Unsuppressed by the concrete poured over them, fierce desert weeds curled out of the sidewalk cracks beneath our feet as Argentine muralist and street artist Pastel and I ambled down Second Street in the direction of coffee under the freak intensity of an early March sun. Over the course of our walk, we almost made the total distance between the two murals Pastel has painted on large swatches of buildings Downtown, one at the Sanitary Tortilla Factory and the other at the Tower Building (the decades-old brick and metal structure on Marquette and Second Street, once an icehouse, then a warehouse, then a radio station, now soon-to-be artist studios and apartments). Pastel was born and raised in Buenos Aires and even went to school there for architecture, but has spent the better part of the last several years traveling, and in each new destination decorating the city's walls with large-scale botanical murals that throw tiny, often ignored native plants into stark relief against the man-made environment. It is a language transcribed onto an urban palette, and across Pastel's body of work, it is evidenced as truly his own.
“First I started painting just for fun, like graffiti,” Pastel explained, tidily dispatching a double shot of espresso on a very brief break from work (both of these massive murals had to be completed in about two weeks). “Then, I studied architecture … but I never wanted to be a regular architect, I'm not so interested in constructions. I think there are already too many constructions in cities. … So, I started to mix ... architecture concepts [with] what it means to paint on the streets, and I realized that was the way I wanted to make architecture. That's when I started to paint.” He quit the architecture firm where he had been working and began to paint in earnest. He has since put murals up all over the world—throughout South, North and Central America, across Europe, in Australia and in Southeast Asia (for those counting, that only leaves Africa and Antarctica before Pastel has worked on every continent). Though he undeniably has some clout to be boastful of, he is unabashedly humble—pointing out that he just paints the weeds that grow in the sidewalk cracks and uses the colors that he sees in the landscape around him. Every time I complimented his work, his serious expression transformed into an honest-to-god, genuine smile as he answered with a polite, maybe even slightly embarrassed, “Thank you.”
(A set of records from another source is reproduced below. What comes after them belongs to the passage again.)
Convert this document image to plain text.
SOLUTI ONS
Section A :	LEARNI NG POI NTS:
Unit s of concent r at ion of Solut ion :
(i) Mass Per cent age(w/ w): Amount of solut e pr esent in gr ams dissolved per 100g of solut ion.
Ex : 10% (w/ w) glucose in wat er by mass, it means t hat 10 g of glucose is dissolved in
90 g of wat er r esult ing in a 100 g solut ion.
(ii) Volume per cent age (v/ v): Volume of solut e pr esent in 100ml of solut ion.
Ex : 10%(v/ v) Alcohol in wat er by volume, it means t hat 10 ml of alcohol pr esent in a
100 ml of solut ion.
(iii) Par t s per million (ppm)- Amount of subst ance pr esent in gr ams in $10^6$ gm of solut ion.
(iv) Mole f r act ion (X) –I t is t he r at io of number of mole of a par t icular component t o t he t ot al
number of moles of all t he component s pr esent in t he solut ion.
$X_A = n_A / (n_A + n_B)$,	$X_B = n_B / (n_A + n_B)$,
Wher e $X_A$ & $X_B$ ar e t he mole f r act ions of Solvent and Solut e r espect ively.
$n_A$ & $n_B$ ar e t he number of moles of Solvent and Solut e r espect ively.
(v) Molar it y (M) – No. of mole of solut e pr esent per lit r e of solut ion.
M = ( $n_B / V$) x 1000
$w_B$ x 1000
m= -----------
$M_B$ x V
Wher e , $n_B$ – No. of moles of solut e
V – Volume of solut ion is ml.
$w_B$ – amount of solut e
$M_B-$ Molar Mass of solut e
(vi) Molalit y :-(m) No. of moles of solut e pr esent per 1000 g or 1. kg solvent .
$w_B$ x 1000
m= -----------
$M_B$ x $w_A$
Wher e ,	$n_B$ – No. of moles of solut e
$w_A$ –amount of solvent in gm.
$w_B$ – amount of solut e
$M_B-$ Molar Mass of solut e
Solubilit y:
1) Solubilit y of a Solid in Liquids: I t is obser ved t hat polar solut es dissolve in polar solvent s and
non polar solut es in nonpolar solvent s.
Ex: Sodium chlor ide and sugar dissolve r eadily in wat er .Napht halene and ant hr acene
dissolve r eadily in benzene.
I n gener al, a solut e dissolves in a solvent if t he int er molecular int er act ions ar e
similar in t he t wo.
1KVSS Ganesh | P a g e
The murals Pastel is creating in Albuquerque depict flowering indigenous species like artemesia and aloysia, so I asked the obvious question: “Why plants?” He looked out the window for beat. “That is the best question,” he offered, before pausing for another long interval, eyes trained on the parking lot and gray cityscape outside. “When I started to make architecture … I started to understand that there are many hidden actors all around,” he began. “Like graffiti is a social actor … the color is an actor, because it is changing [the landscape]. … In cities, human developers are trying to make everything neat and pour concrete all over, but they are doing it in a bad way, they always make mistakes and there appear some breaks, and plants start to grow. It is like a reflection of the wrong way that modern cities and societies are growing. … These little plants are still social actors, but super quiet, because no one is paying attention.” The solution: put them on a scale that everyone will notice, though he is quick to point out that he is not always attracted to working in such a colossal scope and has every belief that the smallest canvas can disrupt and inspire, but the scale of the work has to be a human one.
The plants aren't just an assessment of modern development, they also reflect the environment back to the city's people. Pastel spends a generous amount of time researching each city he will paint in before he arrives—its history, people, geography, culture and flora—and then arrives on-site to observe the wall and its role in the immediate landscape. “I think [these] murals … can make the local identity stronger,” he elaborated. “If you try to learn as much as you can about a place, you will know better what it needs. Sometimes it doesn't need anything, sometimes there is some work to do. … but I don't always think that the space needs a mural … It's [about] being honest with a place.” Pastel used to describe his work as “urban acupuncture,” because growing up in a big city, he never agreed that the only path to progress was to continue building and to build on a large-scale. “I always lived among concrete buildings” he elaborated, and so, he came to focus on the ignored spaces in between them—underpasses, empty lots, subway exits—“maybe they are places without a real function or identity, but people are living there or passing by” and by transforming those spaces, a resonant impact can be made that reverberates across the cityscape. “I'm happy to work in that space.”
The murals—set to be completed by the time this article goes to print—were created in anticipation of Cross Pollination, an exhibition coming soon to 516 ARTS that examines the critical role of pollinators in the world's food supply and also bears weight as a metaphor. “Nature, the plants, the animals, the immigrants, the buildings, the city, the urban landscape, the people who plan it: It is all cross-pollination,” Pastel, who will also have a print in the formal exhibition later this year, mused without failing to recognize how his own journeys figure into the analogy. “I didn't used to take much of a perspective on what I do. But when I am made to stop and think about it, it is super strange. Like, traveling and painting?” He opened his palms in a gesture of admission to the rare and surprising opportunities, metaphors and canvases that life has presented to him, a boy who grew up wanting to be a soccer player, then an architect, and now travels to every corner of the world with the tools of his trade: brushes, sketches and paint-spattered jeans. “You know … it is really good.”